About
Donald K. Grayson is Professor Emeritus in the Department of Anthropology and the Quaternary Research Center at the University of Washington. A member of the National Academy of Sciences and the American Academy of Arts and Sciences, his books include "The Establishment of Human Antiquity" (1983), "The Great Basin: A Natural Prehistory" (2011), "Giant Sloths and Sabertooth Cats: Extinct Mammals and the Archaeology of the Great Basin" (2016), and "Sex and Death on the Western Emigrant Trail: The Biology of Three Human Tragedies" (2018).
Featured Work
Sex and Death on the Western Emigrant Trail: The Biology of Three Human Tragedies"
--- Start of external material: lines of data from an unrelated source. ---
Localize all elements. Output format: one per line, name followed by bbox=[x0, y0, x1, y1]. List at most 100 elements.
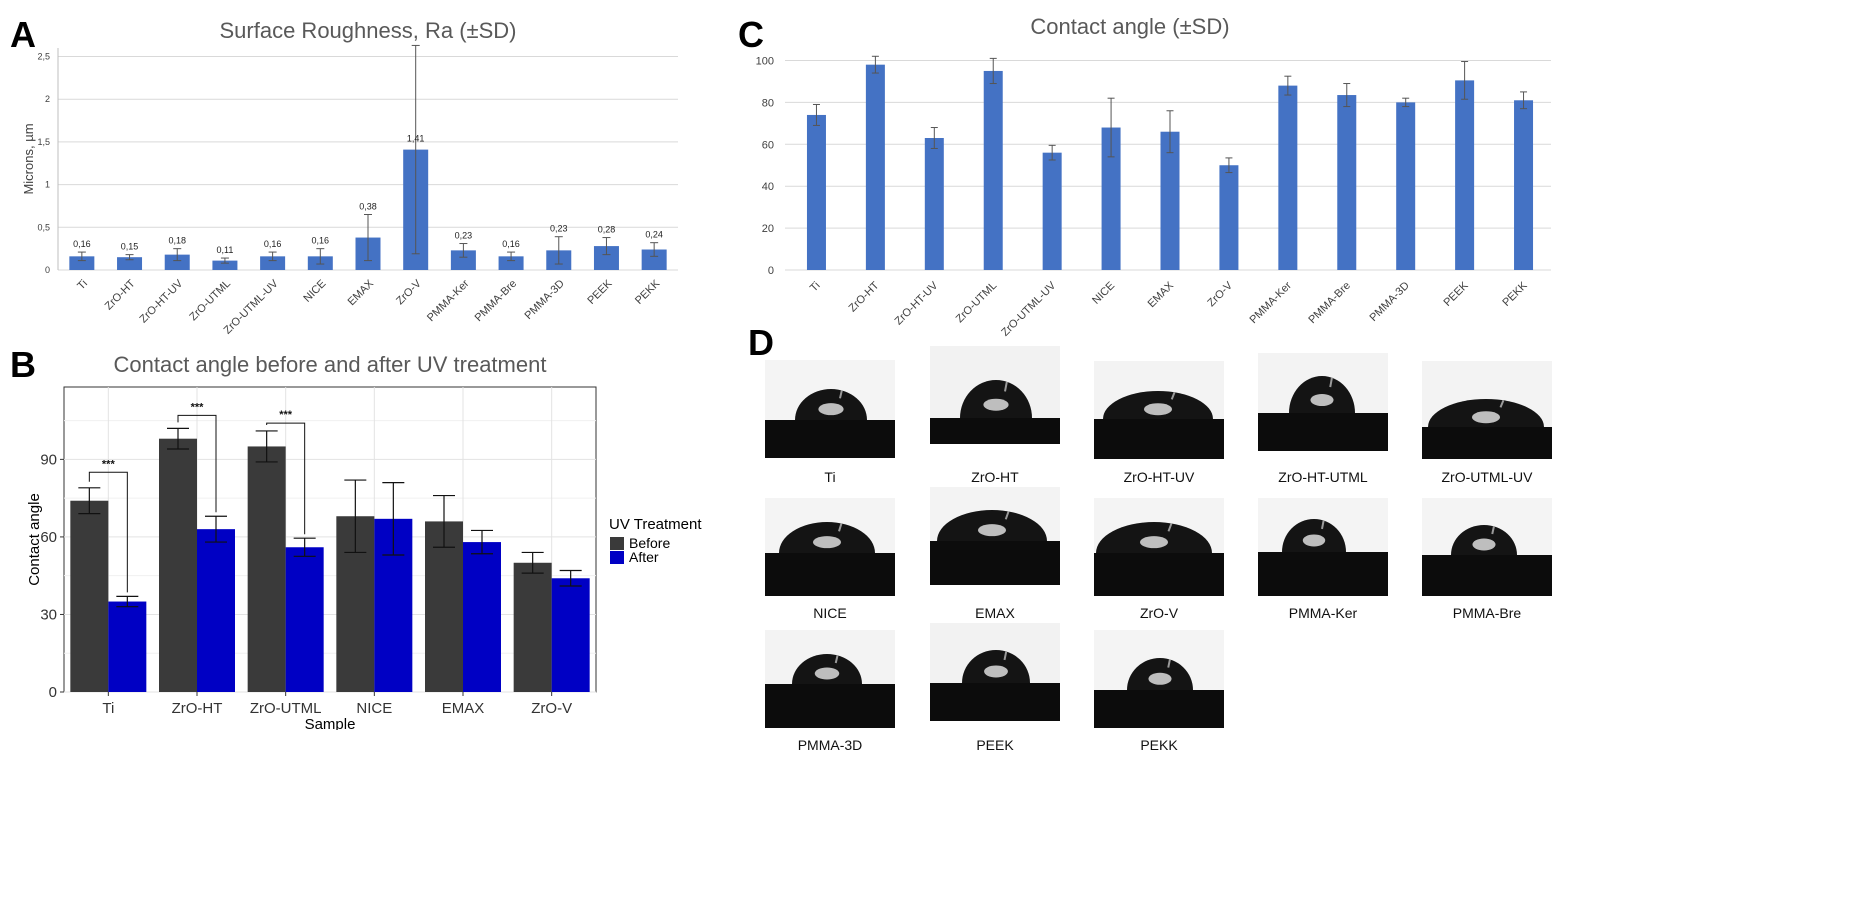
droplet-label: ZrO-HT-UV bbox=[1123, 469, 1195, 485]
x-tick-label: ZrO-UTML bbox=[187, 278, 233, 324]
substrate bbox=[930, 418, 1060, 444]
droplet-label: EMAX bbox=[975, 605, 1015, 621]
droplet-photo bbox=[765, 498, 895, 596]
droplet-image bbox=[1258, 353, 1388, 451]
legend-label: After bbox=[629, 549, 659, 565]
bar bbox=[164, 254, 190, 270]
droplet-photo bbox=[1094, 630, 1224, 728]
chart-title: Contact angle before and after UV treatm… bbox=[114, 352, 547, 377]
y-tick-label: 40 bbox=[762, 181, 774, 193]
substrate bbox=[765, 684, 895, 728]
photo-background bbox=[1258, 353, 1388, 451]
droplet-label: PMMA-Ker bbox=[1288, 605, 1358, 621]
droplet-label: ZrO-UTML-UV bbox=[1441, 469, 1533, 485]
x-tick-label: EMAX bbox=[346, 277, 377, 308]
significance-bracket bbox=[266, 422, 306, 535]
droplet-image bbox=[930, 346, 1060, 444]
x-tick-label: ZrO-V bbox=[394, 277, 424, 307]
y-tick-label: 0 bbox=[768, 265, 774, 277]
data-label: 0,16 bbox=[312, 236, 330, 246]
panel-letter-a: A bbox=[10, 14, 36, 55]
substrate bbox=[1094, 553, 1224, 596]
x-tick-label: PMMA-3D bbox=[523, 278, 567, 322]
bar bbox=[1455, 80, 1475, 270]
substrate bbox=[765, 420, 895, 458]
droplet-reflection bbox=[983, 398, 1009, 411]
x-tick-label: PEEK bbox=[585, 277, 615, 307]
droplet-image bbox=[1258, 498, 1388, 596]
chart-title: Contact angle (±SD) bbox=[1030, 14, 1229, 39]
x-tick-label: PMMA-Bre bbox=[1306, 280, 1353, 327]
photo-background bbox=[930, 487, 1060, 585]
droplet-reflection bbox=[1472, 538, 1496, 551]
x-tick-label: ZrO-HT bbox=[847, 279, 882, 314]
droplet bbox=[1451, 525, 1517, 555]
contact-angle-chart: Contact angle (±SD) 0 20 40 60 80 100 Ti ZrO-HT Z… bbox=[756, 14, 1551, 339]
needle-glint bbox=[1321, 520, 1325, 530]
y-tick-label: 20 bbox=[762, 223, 774, 235]
bar bbox=[593, 246, 619, 270]
significance-label: *** bbox=[191, 401, 205, 413]
data-label: 0,28 bbox=[598, 225, 616, 235]
y-tick-label: 30 bbox=[40, 606, 57, 623]
droplet-image bbox=[765, 498, 895, 596]
bar-before bbox=[70, 500, 109, 692]
droplet-label: PMMA-Bre bbox=[1452, 605, 1522, 621]
droplet-image bbox=[765, 360, 895, 458]
droplet bbox=[792, 654, 862, 684]
x-tick-label: PEEK bbox=[1441, 279, 1471, 309]
bar bbox=[498, 256, 524, 270]
droplet-photo bbox=[765, 630, 895, 728]
significance-bracket bbox=[88, 471, 128, 593]
x-tick-label: ZrO-UTML bbox=[250, 700, 322, 717]
data-label: 0,11 bbox=[216, 245, 233, 255]
droplet-image bbox=[930, 487, 1060, 585]
substrate bbox=[1094, 690, 1224, 728]
droplet bbox=[1096, 522, 1212, 553]
substrate bbox=[1422, 427, 1552, 459]
droplet-reflection bbox=[984, 665, 1008, 678]
significance-label: *** bbox=[279, 409, 293, 421]
x-tick-label: ZrO-V bbox=[1205, 279, 1235, 309]
x-tick-label: Ti bbox=[808, 280, 823, 295]
bar-after bbox=[551, 578, 590, 692]
droplet-photo bbox=[1094, 498, 1224, 596]
droplet bbox=[962, 650, 1030, 683]
y-tick-label: 0 bbox=[45, 265, 50, 275]
photo-background bbox=[765, 360, 895, 458]
bar bbox=[260, 256, 286, 270]
data-label: 0,16 bbox=[73, 239, 91, 249]
bar-after bbox=[285, 547, 324, 692]
bar-after bbox=[108, 601, 147, 692]
bar bbox=[69, 256, 95, 270]
droplet-label: PEEK bbox=[976, 737, 1014, 753]
droplet bbox=[960, 380, 1032, 418]
x-tick-label: ZrO-HT-UV bbox=[138, 277, 186, 325]
substrate bbox=[1422, 555, 1552, 596]
legend-title: UV Treatment bbox=[609, 516, 702, 533]
droplet-reflection bbox=[978, 524, 1006, 537]
droplet-reflection bbox=[1140, 536, 1168, 549]
bar bbox=[641, 249, 667, 270]
droplet-reflection bbox=[814, 667, 840, 680]
y-tick-label: 100 bbox=[756, 55, 774, 67]
x-tick-label: PMMA-Ker bbox=[1247, 279, 1294, 326]
droplet-photo bbox=[1422, 361, 1552, 459]
x-tick-label: PMMA-Bre bbox=[473, 278, 520, 325]
x-tick-label: ZrO-V bbox=[531, 700, 572, 717]
droplet-reflection bbox=[1302, 534, 1326, 547]
photo-background bbox=[765, 498, 895, 596]
photo-background bbox=[1422, 498, 1552, 596]
substrate bbox=[1258, 552, 1388, 596]
droplet-photo bbox=[930, 346, 1060, 444]
y-tick-label: 90 bbox=[40, 451, 57, 468]
y-tick-label: 2 bbox=[45, 94, 50, 104]
data-label: 0,16 bbox=[502, 239, 520, 249]
x-tick-label: EMAX bbox=[1146, 279, 1177, 310]
needle-glint bbox=[839, 390, 843, 399]
x-tick-label: Ti bbox=[102, 700, 114, 717]
x-tick-label: ZrO-UTML-UV bbox=[999, 279, 1059, 339]
droplet-reflection bbox=[818, 403, 844, 416]
droplet-image bbox=[1422, 361, 1552, 459]
droplet-label: PEKK bbox=[1140, 737, 1178, 753]
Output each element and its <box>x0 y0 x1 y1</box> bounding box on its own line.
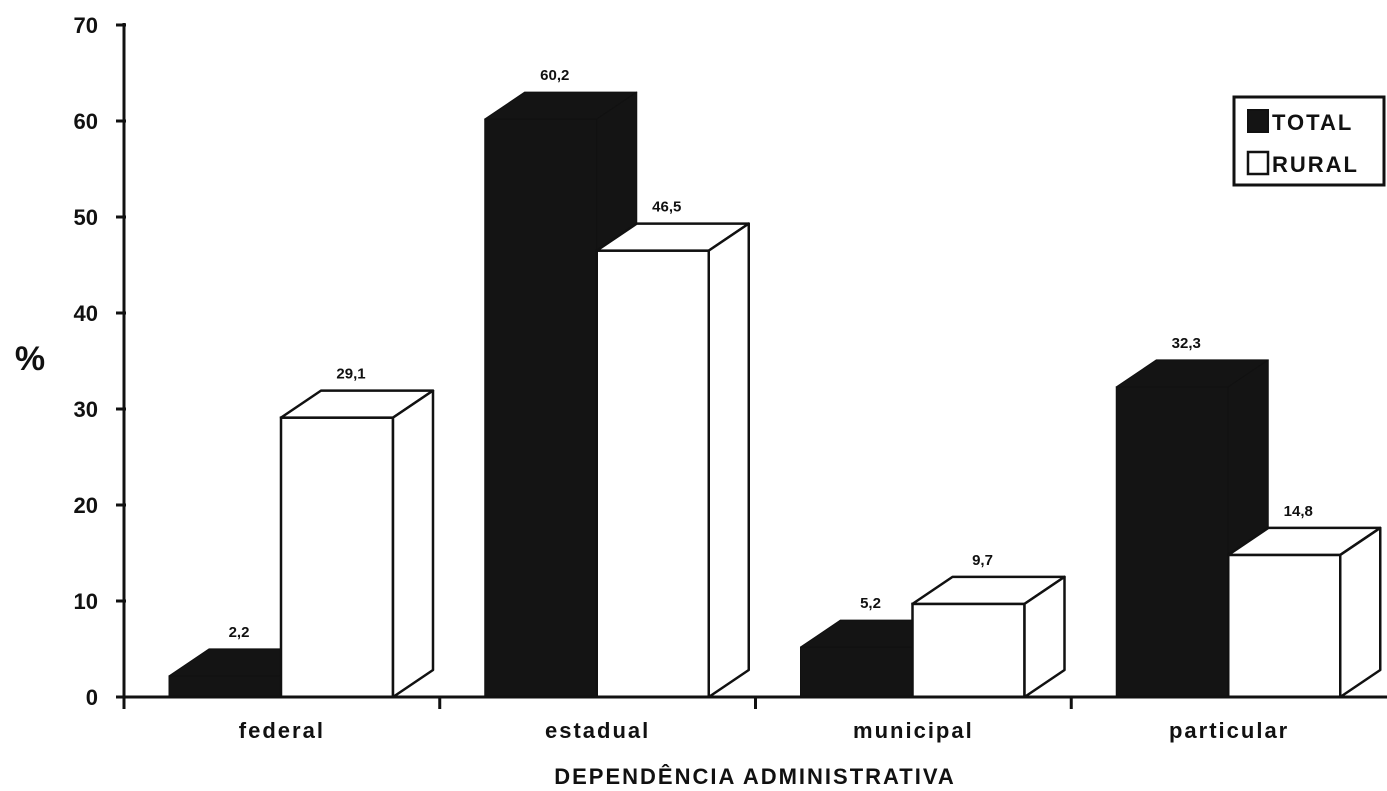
data-label-rural-estadual: 46,5 <box>652 199 681 216</box>
y-tick-label: 50 <box>74 205 98 230</box>
legend-swatch-rural <box>1246 150 1270 176</box>
bars-layer <box>168 91 1382 699</box>
y-tick-label: 0 <box>86 685 98 710</box>
data-label-total-federal: 2,2 <box>229 624 250 641</box>
y-ticks: 0 10 20 30 40 50 60 70 <box>74 13 126 710</box>
legend-swatch-total <box>1247 109 1269 133</box>
bar-front-face <box>484 118 598 698</box>
legend-label-total: TOTAL <box>1272 110 1353 135</box>
bar-front-face <box>800 646 913 698</box>
data-label-rural-particular: 14,8 <box>1284 503 1313 520</box>
x-ticks: federal estadual municipal particular <box>122 697 1289 743</box>
bar-side-face <box>707 222 750 699</box>
y-tick-label: 10 <box>74 589 98 614</box>
data-label-total-particular: 32,3 <box>1172 335 1201 352</box>
bar-front-face <box>1227 553 1342 699</box>
bar-front-face <box>168 675 282 698</box>
category-label-particular: particular <box>1169 718 1289 743</box>
bar-front-face <box>595 249 710 699</box>
y-axis-title: % <box>15 340 45 378</box>
y-tick-label: 30 <box>74 397 98 422</box>
bar-front-face <box>279 416 395 699</box>
y-tick-label: 70 <box>74 13 98 38</box>
bar-rural-estadual <box>595 222 750 699</box>
category-label-federal: federal <box>239 718 325 743</box>
data-label-total-municipal: 5,2 <box>860 595 881 612</box>
legend: TOTAL RURAL <box>1232 95 1386 187</box>
y-tick-label: 20 <box>74 493 98 518</box>
y-tick-label: 40 <box>74 301 98 326</box>
data-label-total-estadual: 60,2 <box>540 67 569 84</box>
category-label-municipal: municipal <box>853 718 974 743</box>
bar-front-face <box>911 602 1026 699</box>
bar-side-face <box>1023 575 1066 699</box>
bar-rural-particular <box>1227 526 1382 699</box>
legend-label-rural: RURAL <box>1272 152 1359 177</box>
x-axis-title: DEPENDÊNCIA ADMINISTRATIVA <box>554 764 956 789</box>
bar-rural-municipal <box>911 575 1066 699</box>
bar-side-face <box>391 389 435 699</box>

During the winter of 1846–1847, members of the Donner Party found themselves stuck in the snows of the Sierra Nevada on their journey to California, losing many in their group to severe cold and starvation. Those who survived did so by cannibalizing their dead comrades. Today the Donner Party may be the most famous of American overland emigrant groups, but it was not the only one to face extreme conditions. Ten years after the Donner Party, two groups sponsored by the Mormon Church, the Willie and Martin handcart companies ran into similar difficulties. Unlike the Donner Party, however, these people were following a well-traveled path, but they were doing it in a novel way—pushing and pulling their goods and children in handcarts some 1,300 miles from Iowa to Utah. Caught in early winter storms in Wyoming, 200 members of these two companies died along the trail. The plights of these emigrant groups have been addressed by different historians in different ways; this book is the first to examine the tragedies in terms of biology. Grayson shows that who lived or died can largely be explained by age, sex, and family ties. His investigation reveals what happens when our cultural mechanisms for dealing with famine and extreme cold are reduced to only what our bodies can provide within structured social contexts.